UPDATE: Movie Gallery Posts Strong Sales26 Oct, 2001 By: Joan Villa
While much of the retail economy languishes, Movie Gallery presented a bullish outlook on the video industry, reporting a nearly 15% increase in quarterly revenues to $86.5 million, a 5.6% boost in same-store sales and plans to open at least 125 new stores next year.
Adjusted earnings before interest, taxes, depreciation, amortization and non-recurring items (EBITDA) climbed 25.6% to $9.57 million for the quarter ended Sept. 30, on an 11% higher store base of 1,082 locations. Pro forma net income, excluding a $2.4 million non-cash charge for compensation resulting from variable stock options, jumped 392% to $2.76 million from $561,000 in the year-ago quarter.
“The adjusted EBITDA we generated through the first nine months of the year is more than our debt, net of cash, at the end of the third quarter,” chairman and c.e.o. Joe Malugen said.
In a conference call with analysts, Malugen credited the expansion of DVD — now at 14% of rental revenue — for stimulating same-store sales and providing higher-margin product. DVD is expected to reach 20% of rental revenue by year-end, he added.
“We are increasing DVD as well as maintaining appropriate levels of VHS” to meet consumer demand in the chain’s primarily rural and secondary market locations, he said.
However, Malugen also acknowledged that this year’s third-quarter video titles totaled 35% higher theatrical box-office receipts than last year and also lacked competition from 2000’s Summer Olympics. Malugen says the Sept. 11 attacks had virtually no effect on sales, but he anticipated a growing “sense of family togetherness” combined with the current economic slowdown could stimulate video rental results in coming months.

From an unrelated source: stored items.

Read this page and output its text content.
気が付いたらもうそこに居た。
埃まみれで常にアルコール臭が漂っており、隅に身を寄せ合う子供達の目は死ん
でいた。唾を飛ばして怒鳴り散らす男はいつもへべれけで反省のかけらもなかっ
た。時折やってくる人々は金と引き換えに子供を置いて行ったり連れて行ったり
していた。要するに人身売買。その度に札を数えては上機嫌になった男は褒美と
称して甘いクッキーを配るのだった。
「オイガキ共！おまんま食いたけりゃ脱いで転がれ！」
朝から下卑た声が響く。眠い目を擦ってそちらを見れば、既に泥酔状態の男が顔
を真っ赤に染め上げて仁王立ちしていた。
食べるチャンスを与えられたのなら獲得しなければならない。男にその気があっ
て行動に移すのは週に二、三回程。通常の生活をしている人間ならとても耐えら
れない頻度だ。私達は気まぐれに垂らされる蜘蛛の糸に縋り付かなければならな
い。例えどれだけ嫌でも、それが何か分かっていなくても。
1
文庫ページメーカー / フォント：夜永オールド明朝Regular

“We were fortunate to see little or no impact on sales from this tragic event except on the 11th,” he explained. “Since the attack we have seen generally higher traffic in our stores.”
In the fourth quarter, the Dothan, Ala.-based chain is projecting same-store sales in “low single digits,” based on strong releases such as Shrek, The Grinch, Rush Hour 2 and Pearl Harbor, that have virtually the same box-office clout as last year’s titles. In addition, the quarter will contain 14 weeks instead of the usual 13, expected to add “approximately 5 cents of earnings to fourth quarter results given the high level of revenue that is generated” during that final week of the year, he noted.
As a result, Movie Gallery raised earnings projections for the fourth quarter to the range of 26 cents to 31 cents per share versus 18 cents in the year-ago quarter, and pro forma earnings per diluted share for the year in the range of 87 cents to 92 cents compared to 55 cents for fiscal 2000. In 2002’s first quarter, the chain will adopt accounting standards that eliminate the amortization of goodwill, expected to boost net income by $3.5 million per year.
Analyst Bob DeLean with Morgan Keegan says the results contained “no surprises” and even delivered pro forma earnings about 4 cents per share higher than he expected primarily due to higher margins on DVD product and previously-viewed movie sales.
“Those trends should continue,” DeLean says. “The big question overhanging this industry is how do the studios fight back with DVD pricing and rev-share? The studios are in a box, they came out with one pricing structure for DVD and now they’re leaving money on the table and how do they fix that?”
If the DVD format shifts to rental pricing and a revenue-sharing model, DeLean believes Movie Gallery’s earnings won’t be heavily impacted, depending on which pricing structure the studios propose. “That’s a risk,” he adds. “There’s only so much revenue to go around, so if the studios are going to demand more, somebody’s going to get less.”
So far, Movie Gallery hasn’t said when it will add accretive earnings from the anticipated acquisition of 300-store Video Update, slated to become a fully-owned subsidiary of Movie Gallery when it emerges from bankruptcy. But the confirmation hearing, slated for Oct. 31, will likely be continued, according to c.f.o. J. Steven Roy.
Roy said a report by the unsecured creditors committee, investigating previous Video Update officers for possible fraud before and during bankruptcy, is delaying Movie Gallery’s access to the financials it needs to audit the company and complete the acquisition.
Michael A. Bloom, of Morgan, Lewis & Bockius and counsel for the creditors committee, declined to elaborate on the nature or progress of the investigation. However, he believes the hearing to confirm the reorganization plan will be pushed back about 30 days at the request of Movie Gallery and Video Update.
“To my knowledge, the request had nothing to do with the committee’s special investigation,” Bloom says. “From the creditors’ standpoint, we are hoping for as short a delay as possible.”